To load/import SAS datasets (sas7bdat files) you tell SAS about the library (folder) which they're in:

libname Morty "Z:\path\to\Dummy Data\";

This will create a library icon that will show up on the left in the library explorer. I want to copy the files to my work folder using more manageable names:

data Dec09;
    set Morty.cybdec09;
run;
data Jan10;
    set Morty.cybjan10;
run;
data Feb10;
    set Morty.cybfeb10;
run;

Next, I plan to merge the datasets into a single table by a mutual variable (column) name, Account_no, but I need to sort the datasets by that before merging.

proc sort data=Dec09;
    by Account_no;
run;
proc sort data=Jan10;
    by Account_no;
run;
proc sort data=Feb10;
    by Account_no;
run;


data allmort;
    merge Dec09 Jan10 Feb10;
    by Account_no;
run;

What if I want to insert Datalines as CSV (delimited by commas) by hand instead of the horrible default manual space-padded SAS format:

data trydel;
    input usrname $ finger_count;
    infile datalines delimiter=",";
    datalines;
Adam, 10
Bob, 11
Chris, 9
Dan, 10
Eddy, 12
Fred, 10
Gary, 7
Hugh, 5
Ian, 10
Joe, 10
Kev, 10
Lee, 10
Mike, 9
Norm, 10
Otis, 8
Pat, 9
;
run;
 
Sort that data by a variable (column):
 
proc sort data=trydel;
    title "Everybody by finger count";
    by DESCENDING finger_count DESCENDING usrname;
run;

SAS proc sort-by arguments are not seperated with commas and you should type DESCENDING in full and before the variable (column) name, unlike SQL where DESC and ASC are sufficient as acronyms and it comes after the variable name.
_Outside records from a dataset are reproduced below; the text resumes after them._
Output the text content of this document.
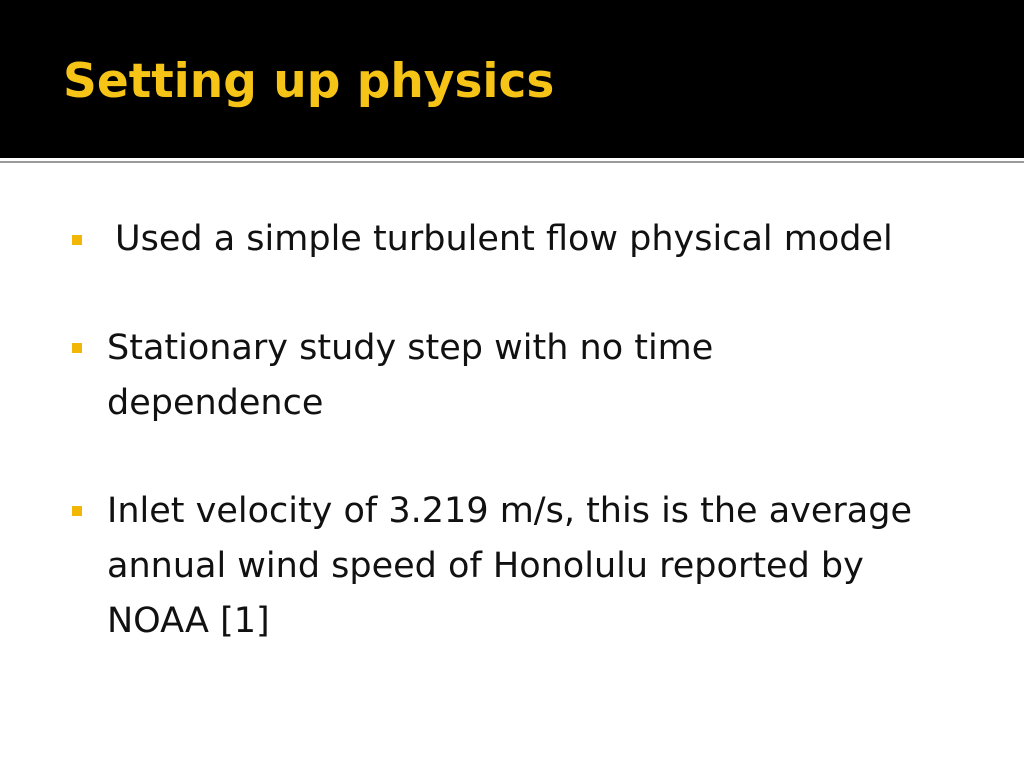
Setting up physics
Used a simple turbulent flow physical model
Stationary study step with no time
dependence
Inlet velocity of 3.219 m/s, this is the average
annual wind speed of Honolulu reported by
NOAA [1]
Also the SAS keyword ASCENDING doesn't exist! It sorts ascending by default.

Make a standard report without SQL:

proc print data=trydel noobs;
    title "More than 8 Fingers";
    where finger_count > 8;
run;

"Noobs" (NO OBServation count) makes sure that the SAS report doesn't show a row count next to the data.

Now use SQL to get the data you need:

proc sql;
    title "SQL Where Names gt Bob";
    SELECT usrname, finger_count format=z2.
    FROM Work.trydel WHERE usrname > "Bob"
    ORDER BY finger_count DESC, usrname DESC;
quit;

Note that the library name Work (or wherever your dataset is), has to be explicitly named before the dataset (table) name, like so: Work.dataset. (Library.Table).
Also note the "format=z2." part. It formats the number with leading zeros, so instead of showing 7, 9, 11, 10, it will show 07, 09, 11, 10. Of course, you need to find out how many digits to set, so if you wanted to show more leading zeros, put a larger number after z.

Another thing that is different is the string length checking SQL function, often named STRLEN in other diallects. In SAS it's just "LENGTH". Usage: SELECT * FROM table WHERE LENGTH(usrname) > 2.

Other useful Proc SQL functions include IS NULL / IS NOT NULL and IS MISSING / IS NOT MISSING.

This is a good resource: http://en.wikiversity.org/wiki/Data_Analysis_using_the_SAS_Language

Monday 5 April 2010

I have a job now!

I am employed now! After what feels like forever, about a year and a half of searching! I'm well pleased. It's at the Leeds Yorkshire Bank head offices. Thankfully, they had faith in this graduate and gave him a chance - more organizations aught to do that with graduates.